The real challenge for a government of and for the people – and not just a government at the beck and call and in the pocket of the powerful mining industry lobby – is to recalibrate the frame of reference for assessing and responding to the social and ecological impacts of the mining boom in the long term interests of the nation.

The corporate power of the mining industry, especially to lobby governments, state and commonwealth to influence policy making in Australia is alarming. As Cleary points out, “Not only did the miners change the prime minister and change government policy, they went on to brag about how their coup had stopped similar schemes from spreading around the world.”

State governments who grant mining licenses and regulate the industry also earn a share of the minerals extracted through royalties. Last year Queensland and Western Australian governments collected around $6 billion.

The Queensland government’s endorsement of the BHP Billiton Mitsubishi Alliance proposal at Moranbah to allow up 100% of workers to be non-resident is a more recent example of Cleary’s complaint about the impact of corporate power. It even contradicts Queensland’s own resource sector housing policy that workers should be allowed the choice where the live and work industry. The Moranbah mining community, with its long history of communal solidarity, is now destined to become surrounded by thousands of non-resident workers housed in dongas.

Politicians are fixated with the short-term benefits from mining. AAP

While the Queensland government introduced social impact assessment processes as part of the Environmental Impact Assessment approval process in Sept 2010 in part to address these concerns, it has failed to regulate the long term cumulative impacts of resource development. Why? State governments have a fundamental conflict of interest in setting themselves up as the arbiters in disputes over access to agricultural land, the granters of exploration licenses and the approvers of environmental and social impact statements, precursors to project development consent from which royalty payment to the state flow.
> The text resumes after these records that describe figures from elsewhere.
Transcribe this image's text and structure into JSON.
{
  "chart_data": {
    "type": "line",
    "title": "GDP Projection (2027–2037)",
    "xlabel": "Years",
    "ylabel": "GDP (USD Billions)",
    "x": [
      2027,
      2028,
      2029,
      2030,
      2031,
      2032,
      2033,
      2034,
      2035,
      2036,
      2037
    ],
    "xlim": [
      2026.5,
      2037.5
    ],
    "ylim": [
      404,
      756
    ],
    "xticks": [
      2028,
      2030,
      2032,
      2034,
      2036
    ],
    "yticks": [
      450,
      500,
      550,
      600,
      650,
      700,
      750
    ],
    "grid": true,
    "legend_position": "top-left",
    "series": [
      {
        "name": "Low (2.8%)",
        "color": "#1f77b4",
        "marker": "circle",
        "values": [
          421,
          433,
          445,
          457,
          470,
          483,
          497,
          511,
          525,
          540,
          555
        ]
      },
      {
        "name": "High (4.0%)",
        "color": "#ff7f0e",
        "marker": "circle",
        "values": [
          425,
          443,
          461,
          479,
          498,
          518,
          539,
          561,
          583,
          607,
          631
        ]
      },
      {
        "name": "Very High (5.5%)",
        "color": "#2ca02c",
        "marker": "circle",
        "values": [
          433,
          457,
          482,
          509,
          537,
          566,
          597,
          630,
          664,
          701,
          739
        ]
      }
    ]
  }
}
Cleary’s book offers a much needed critique of the collision of self-interest between state governments and mining companies which both profit handsomely from the speedy extraction of resources.

Given the state governments’ conflict of interest and susceptibility to being courted by corporate power, the need for a commonwealth power to over-ride state powers in the interests of the more effective long-term regulation of the mining industry is long overdue. This week, Australia got one thanks the insistence of independent MPs Tony Windsor and Rob Oakeshott, who supported the Mineral Resources Rent Tax (MRRT) in return for the overhaul of the environmental approval processes and legislation.

The passing of the MRRT tax through the lower house this week, and along with it amendments to the environmental legislation and the establishment of an Independent Expert Scientific Committee, gives some hope for optimism that Australians may share more of the benefits and the less of the burdens from the boom.

Too Much Luck can be credited for fanning the shift in public opinion and political climate in support of the MRRT. We are at a critical moment in the boom, when strong, not weak, Australian Government leadership through the policy-making processes of federalism are absolutely vital, if, to use one of Cleary’s metaphors, Australia is not to look like Nauru, “but on a continental scale”.